Let's address the three aspects of your question separately. First is the issue of disrespect toward you. When your stepdaughter talks back, is sassy or rude, respond with any of the following options:

  • Say, "I can't talk to you when you talk disrespectfully. The conversation is over for me." Then walk out of the room.
  • Ask, "Can you say that very same thing but in a nicer way?"
  • When she says something like, "Get out of my face," offer her appropriate words she can say instead, like, "Would you please say, 'I'd like a few minutes to myself.'"
  • Lastly, "That's disrespectful language; it's not allowed in this house. I don't speak rudely to you and I don't expect you to speak rudely to me."

Second is the issue of chores.
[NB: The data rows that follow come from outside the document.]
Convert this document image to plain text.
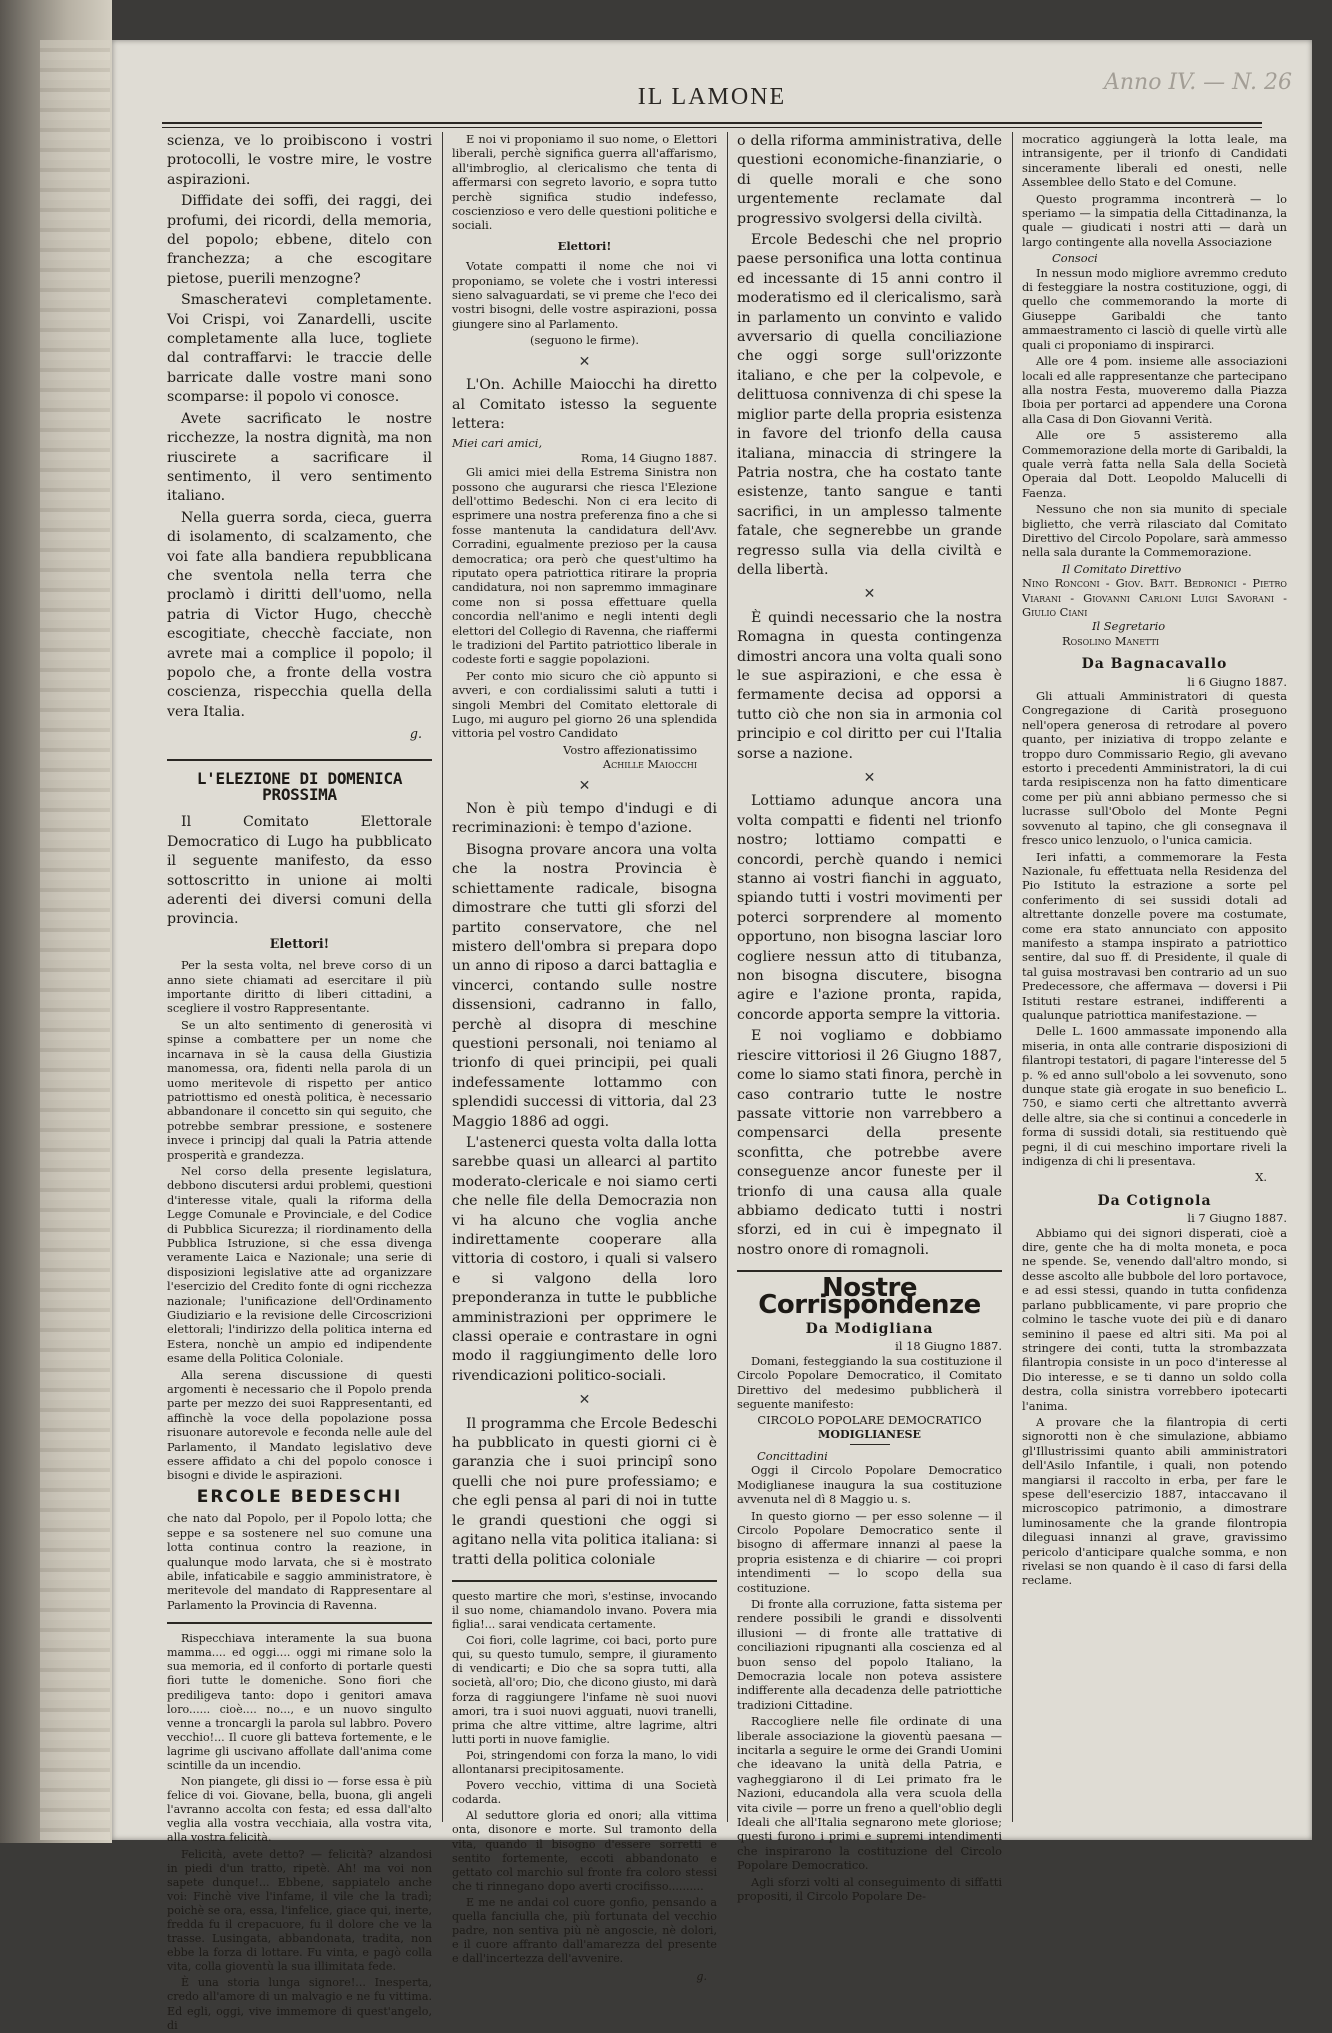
IL LAMONE
Anno IV. — N. 26

scienza, ve lo proibiscono i vostri protocolli, le vostre mire, le vostre aspirazioni.

Diffidate dei soffi, dei raggi, dei profumi, dei ricordi, della memoria, del popolo; ebbene, ditelo con franchezza; a che escogitare pietose, puerili menzogne?

Smascheratevi completamente. Voi Crispi, voi Zanardelli, uscite completamente alla luce, togliete dal contraffarvi: le traccie delle barricate dalle vostre mani sono scomparse: il popolo vi conosce.

Avete sacrificato le nostre ricchezze, la nostra dignità, ma non riuscirete a sacrificare il sentimento, il vero sentimento italiano.

Nella guerra sorda, cieca, guerra di isolamento, di scalzamento, che voi fate alla bandiera repubblicana che sventola nella terra che proclamò i diritti dell'uomo, nella patria di Victor Hugo, checchè escogitiate, checchè facciate, non avrete mai a complice il popolo; il popolo che, a fronte della vostra coscienza, rispecchia quella della vera Italia.

g.
L'ELEZIONE DI DOMENICA PROSSIMA

Il Comitato Elettorale Democratico di Lugo ha pubblicato il seguente manifesto, da esso sottoscritto in unione ai molti aderenti dei diversi comuni della provincia.

Elettori!

Per la sesta volta, nel breve corso di un anno siete chiamati ad esercitare il più importante diritto di liberi cittadini, a scegliere il vostro Rappresentante.

Se un alto sentimento di generosità vi spinse a combattere per un nome che incarnava in sè la causa della Giustizia manomessa, ora, fidenti nella parola di un uomo meritevole di rispetto per antico patriottismo ed onestà politica, è necessario abbandonare il concetto sin qui seguito, che potrebbe sembrar pressione, e sostenere invece i principj dal quali la Patria attende prosperità e grandezza.

Nel corso della presente legislatura, debbono discutersi ardui problemi, questioni d'interesse vitale, quali la riforma della Legge Comunale e Provinciale, e del Codice di Pubblica Sicurezza; il riordinamento della Pubblica Istruzione, si che essa divenga veramente Laica e Nazionale; una serie di disposizioni legislative atte ad organizzare l'esercizio del Credito fonte di ogni ricchezza nazionale; l'unificazione dell'Ordinamento Giudiziario e la revisione delle Circoscrizioni elettorali; l'indirizzo della politica interna ed Estera, nonchè un ampio ed indipendente esame della Politica Coloniale.

Alla serena discussione di questi argomenti è necessario che il Popolo prenda parte per mezzo dei suoi Rappresentanti, ed affinchè la voce della popolazione possa risuonare autorevole e feconda nelle aule del Parlamento, il Mandato legislativo deve essere affidato a chi del popolo conosce i bisogni e divide le aspirazioni.

ERCOLE BEDESCHI

che nato dal Popolo, per il Popolo lotta; che seppe e sa sostenere nel suo comune una lotta continua contro la reazione, in qualunque modo larvata, che si è mostrato abile, infaticabile e saggio amministratore, è meritevole del mandato di Rappresentare al Parlamento la Provincia di Ravenna.

Rispecchiava interamente la sua buona mamma.... ed oggi.... oggi mi rimane solo la sua memoria, ed il conforto di portarle questi fiori tutte le domeniche. Sono fiori che prediligeva tanto: dopo i genitori amava loro...... cioè.... no..., e un nuovo singulto venne a troncargli la parola sul labbro. Povero vecchio!... Il cuore gli batteva fortemente, e le lagrime gli uscivano affollate dall'anima come scintille da un incendio.

Non piangete, gli dissi io — forse essa è più felice di voi. Giovane, bella, buona, gli angeli l'avranno accolta con festa; ed essa dall'alto veglia alla vostra vecchiaia, alla vostra vita, alla vostra felicità.

Felicità, avete detto? — felicità? alzandosi in piedi d'un tratto, ripetè. Ah! ma voi non sapete dunque!... Ebbene, sappiatelo anche voi: Finchè vive l'infame, il vile che la tradì; poichè se ora, essa, l'infelice, giace qui, inerte, fredda fu il crepacuore, fu il dolore che ve la trasse. Lusingata, abbandonata, tradita, non ebbe la forza di lottare. Fu vinta, e pagò colla vita, colla gioventù la sua illimitata fede.

È una storia lunga signore!... Inesperta, credo all'amore di un malvagio e ne fu vittima. Ed egli, oggi, vive immemore di quest'angelo, di

E noi vi proponiamo il suo nome, o Elettori liberali, perchè significa guerra all'affarismo, all'imbroglio, al clericalismo che tenta di affermarsi con segreto lavorio, e sopra tutto perchè significa studio indefesso, coscienzioso e vero delle questioni politiche e sociali.

Elettori!

Votate compatti il nome che noi vi proponiamo, se volete che i vostri interessi sieno salvaguardati, se vi preme che l'eco dei vostri bisogni, delle vostre aspirazioni, possa giungere sino al Parlamento.

(seguono le firme).
✕

L'On. Achille Maiocchi ha diretto al Comitato istesso la seguente lettera:

Miei cari amici,
Roma, 14 Giugno 1887.

Gli amici miei della Estrema Sinistra non possono che augurarsi che riesca l'Elezione dell'ottimo Bedeschi. Non ci era lecito di esprimere una nostra preferenza fino a che si fosse mantenuta la candidatura dell'Avv. Corradini, egualmente prezioso per la causa democratica; ora però che quest'ultimo ha riputato opera patriottica ritirare la propria candidatura, noi non sapremmo immaginare come non si possa effettuare quella concordia nell'animo e negli intenti degli elettori del Collegio di Ravenna, che riaffermi le tradizioni del Partito patriottico liberale in codeste forti e saggie popolazioni.

Per conto mio sicuro che ciò appunto si avveri, e con cordialissimi saluti a tutti i singoli Membri del Comitato elettorale di Lugo, mi auguro pel giorno 26 una splendida vittoria pel vostro Candidato

Vostro affezionatissimo
Achille Maiocchi
✕

Non è più tempo d'indugi e di recriminazioni: è tempo d'azione.

Bisogna provare ancora una volta che la nostra Provincia è schiettamente radicale, bisogna dimostrare che tutti gli sforzi del partito conservatore, che nel mistero dell'ombra si prepara dopo un anno di riposo a darci battaglia e vincerci, contando sulle nostre dissensioni, cadranno in fallo, perchè al disopra di meschine questioni personali, noi teniamo al trionfo di quei principii, pei quali indefessamente lottammo con splendidi successi di vittoria, dal 23 Maggio 1886 ad oggi.

L'astenerci questa volta dalla lotta sarebbe quasi un allearci al partito moderato-clericale e noi siamo certi che nelle file della Democrazia non vi ha alcuno che voglia anche indirettamente cooperare alla vittoria di costoro, i quali si valsero e si valgono della loro preponderanza in tutte le pubbliche amministrazioni per opprimere le classi operaie e contrastare in ogni modo il raggiungimento delle loro rivendicazioni politico-sociali.

✕

Il programma che Ercole Bedeschi ha pubblicato in questi giorni ci è garanzia che i suoi principî sono quelli che noi pure professiamo; e che egli pensa al pari di noi in tutte le grandi questioni che oggi si agitano nella vita politica italiana: si tratti della politica coloniale

questo martire che morì, s'estinse, invocando il suo nome, chiamandolo invano. Povera mia figlia!... sarai vendicata certamente.

Coi fiori, colle lagrime, coi baci, porto pure qui, su questo tumulo, sempre, il giuramento di vendicarti; e Dio che sa sopra tutti, alla società, all'oro; Dio, che dicono giusto, mi darà forza di raggiungere l'infame nè suoi nuovi amori, tra i suoi nuovi agguati, nuovi tranelli, prima che altre vittime, altre lagrime, altri lutti porti in nuove famiglie.

Poi, stringendomi con forza la mano, lo vidi allontanarsi precipitosamente.

Povero vecchio, vittima di una Società codarda.

Al seduttore gloria ed onori; alla vittima onta, disonore e morte. Sul tramonto della vita, quando il bisogno d'essere sorretti e sentito fortemente, eccoti abbandonato e gettato col marchio sul fronte fra coloro stessi che ti rinnegano dopo averti crocifisso..........

E me ne andai col cuore gonfio, pensando a quella fanciulla che, più fortunata del vecchio padre, non sentiva più nè angoscie, nè dolori, e il cuore affranto dall'amarezza del presente e dall'incertezza dell'avvenire.

g.

o della riforma amministrativa, delle questioni economiche-finanziarie, o di quelle morali e che sono urgentemente reclamate dal progressivo svolgersi della civiltà.

Ercole Bedeschi che nel proprio paese personifica una lotta continua ed incessante di 15 anni contro il moderatismo ed il clericalismo, sarà in parlamento un convinto e valido avversario di quella conciliazione che oggi sorge sull'orizzonte italiano, e che per la colpevole, e delittuosa connivenza di chi spese la miglior parte della propria esistenza in favore del trionfo della causa italiana, minaccia di stringere la Patria nostra, che ha costato tante esistenze, tanto sangue e tanti sacrifici, in un amplesso talmente fatale, che segnerebbe un grande regresso sulla via della civiltà e della libertà.

✕

È quindi necessario che la nostra Romagna in questa contingenza dimostri ancora una volta quali sono le sue aspirazioni, e che essa è fermamente decisa ad opporsi a tutto ciò che non sia in armonia col principio e col diritto per cui l'Italia sorse a nazione.

✕

Lottiamo adunque ancora una volta compatti e fidenti nel trionfo nostro; lottiamo compatti e concordi, perchè quando i nemici stanno ai vostri fianchi in agguato, spiando tutti i vostri movimenti per poterci sorprendere al momento opportuno, non bisogna lasciar loro cogliere nessun atto di titubanza, non bisogna discutere, bisogna agire e l'azione pronta, rapida, concorde apporta sempre la vittoria.

E noi vogliamo e dobbiamo riescire vittoriosi il 26 Giugno 1887, come lo siamo stati finora, perchè in caso contrario tutte le nostre passate vittorie non varrebbero a compensarci della presente sconfitta, che potrebbe avere conseguenze ancor funeste per il trionfo di una causa alla quale abbiamo dedicato tutti i nostri sforzi, ed in cui è impegnato il nostro onore di romagnoli.

Nostre Corrispondenze
Da Modigliana
il 18 Giugno 1887.

Domani, festeggiando la sua costituzione il Circolo Popolare Democratico, il Comitato Direttivo del medesimo pubblicherà il seguente manifesto:

CIRCOLO POPOLARE DEMOCRATICO
MODIGLIANESE
Concittadini

Oggi il Circolo Popolare Democratico Modiglianese inaugura la sua costituzione avvenuta nel dì 8 Maggio u. s.

In questo giorno — per esso solenne — il Circolo Popolare Democratico sente il bisogno di affermare innanzi al paese la propria esistenza e di chiarire — coi propri intendimenti — lo scopo della sua costituzione.

Di fronte alla corruzione, fatta sistema per rendere possibili le grandi e dissolventi illusioni — di fronte alle trattative di conciliazioni ripugnanti alla coscienza ed al buon senso del popolo Italiano, la Democrazia locale non poteva assistere indifferente alla decadenza delle patriottiche tradizioni Cittadine.

Raccogliere nelle file ordinate di una liberale associazione la gioventù paesana — incitarla a seguire le orme dei Grandi Uomini che ideavano la unità della Patria, e vagheggiarono il di Lei primato fra le Nazioni, educandola alla vera scuola della vita civile — porre un freno a quell'oblio degli Ideali che all'Italia segnarono mete gloriose; questi furono i primi e supremi intendimenti che inspirarono la costituzione del Circolo Popolare Democratico.

Agli sforzi volti al conseguimento di siffatti propositi, il Circolo Popolare De-

mocratico aggiungerà la lotta leale, ma intransigente, per il trionfo di Candidati sinceramente liberali ed onesti, nelle Assemblee dello Stato e del Comune.

Questo programma incontrerà — lo speriamo — la simpatia della Cittadinanza, la quale — giudicati i nostri atti — darà un largo contingente alla novella Associazione

Consoci

In nessun modo migliore avremmo creduto di festeggiare la nostra costituzione, oggi, di quello che commemorando la morte di Giuseppe Garibaldi che tanto ammaestramento ci lasciò di quelle virtù alle quali ci proponiamo di inspirarci.

Alle ore 4 pom. insieme alle associazioni locali ed alle rappresentanze che partecipano alla nostra Festa, muoveremo dalla Piazza Iboia per portarci ad appendere una Corona alla Casa di Don Giovanni Verità.

Alle ore 5 assisteremo alla Commemorazione della morte di Garibaldi, la quale verrà fatta nella Sala della Società Operaia dal Dott. Leopoldo Malucelli di Faenza.

Nessuno che non sia munito di speciale biglietto, che verrà rilasciato dal Comitato Direttivo del Circolo Popolare, sarà ammesso nella sala durante la Commemorazione.

Il Comitato Direttivo
Nino Ronconi - Giov. Batt. Bedronici - Pietro Viarani - Giovanni Carloni Luigi Savorani - Giulio Ciani
Il Segretario
Rosolino Manetti
Da Bagnacavallo
li 6 Giugno 1887.

Gli attuali Amministratori di questa Congregazione di Carità proseguono nell'opera generosa di retrodare al povero quanto, per iniziativa di troppo zelante e troppo duro Commissario Regio, gli avevano estorto i precedenti Amministratori, la di cui tarda resipiscenza non ha fatto dimenticare come per più anni abbiano permesso che si lucrasse sull'Obolo del Monte Pegni sovvenuto al tapino, che gli consegnava il fresco unico lenzuolo, o l'unica camicia.

Ieri infatti, a commemorare la Festa Nazionale, fu effettuata nella Residenza del Pio Istituto la estrazione a sorte pel conferimento di sei sussidi dotali ad altrettante donzelle povere ma costumate, come era stato annunciato con apposito manifesto a stampa inspirato a patriottico sentire, dal suo ff. di Presidente, il quale di tal guisa mostravasi ben contrario ad un suo Predecessore, che affermava — doversi i Pii Istituti restare estranei, indifferenti a qualunque patriottica manifestazione. —

Delle L. 1600 ammassate imponendo alla miseria, in onta alle contrarie disposizioni di filantropi testatori, di pagare l'interesse del 5 p. % ed anno sull'obolo a lei sovvenuto, sono dunque state già erogate in suo beneficio L. 750, e siamo certi che altrettanto avverrà delle altre, sia che si continui a concederle in forma di sussidi dotali, sia restituendo què pegni, il di cui meschino importare riveli la indigenza di chi li presentava.

X.
Da Cotignola
li 7 Giugno 1887.

Abbiamo qui dei signori disperati, cioè a dire, gente che ha di molta moneta, e poca ne spende. Se, venendo dall'altro mondo, si desse ascolto alle bubbole del loro portavoce, e ad essi stessi, quando in tutta confidenza parlano pubblicamente, vi pare proprio che colmino le tasche vuote dei più e di danaro seminino il paese ed altri siti. Ma poi al stringere dei conti, tutta la strombazzata filantropia consiste in un poco d'interesse al Dio interesse, e se ti danno un soldo colla destra, colla sinistra vorrebbero ipotecarti l'anima.

A provare che la filantropia di certi signorotti non è che simulazione, abbiamo gl'Illustrissimi quanto abili amministratori dell'Asilo Infantile, i quali, non potendo mangiarsi il raccolto in erba, per fare le spese dell'esercizio 1887, intaccavano il microscopico patrimonio, a dimostrare luminosamente che la grande filontropia dileguasi innanzi al grave, gravissimo pericolo d'anticipare qualche somma, e non rivelasi se non quando è il caso di farsi della reclame.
You and your husband should start with one chore, such as cleaning her bedroom. Set specific guidelines on when and how her bedroom should be cleaned -- for example, it should be cleaned by 10 a.m. on Saturdays. Dirty clothes in the hamper, books on the shelves, bed made, and the room vacuumed. It's important that your husband be the arbiter of this rule, and for the first week he should tidy the room with her. The following week he needs to watch her while coaching her along. After the second week, she's on her own. Your job as the stepmother is to not get involved. This task and the enforcement of it are between daughter and daddy alone. If she doesn't complete the task, he can withdraw privileges: no allowance for the week, no TV for the day, or no shopping trips to the mall.

Third is the relationship between you and your stepdaughter. And this is perhaps the toughest challenge of all. Your main task is to build rapport with your stepdaughter, to develop a loving and respectful relationship with her. Below are five ideas:

  • Spend time with her in a mutually agreeable activity of particular interest to your stepdaughter.
  • Consider her feelings, desires, and needs. You need not indulge her in every whim and fancy; just consider her opinions and points of view.
  • Offer empathy when she faces adverse situations. This child has just been ousted from her mother's house into her father's. She is going through a difficult time in her young life. From you she needs understanding.
  • Show interest in her daily activities. Listen to her practice the piano, go to her soccer matches, ask questions about her hobbies, friends, and teachers.
  • Notice and talk about what she does that's right. By doing so you not only reinforce that behavior but miraculously, you'll see more of it.

These five rapport-building activities build up a relationship reservoir that gives you credibility that will sustain the two of you through the tough moments now and into the future.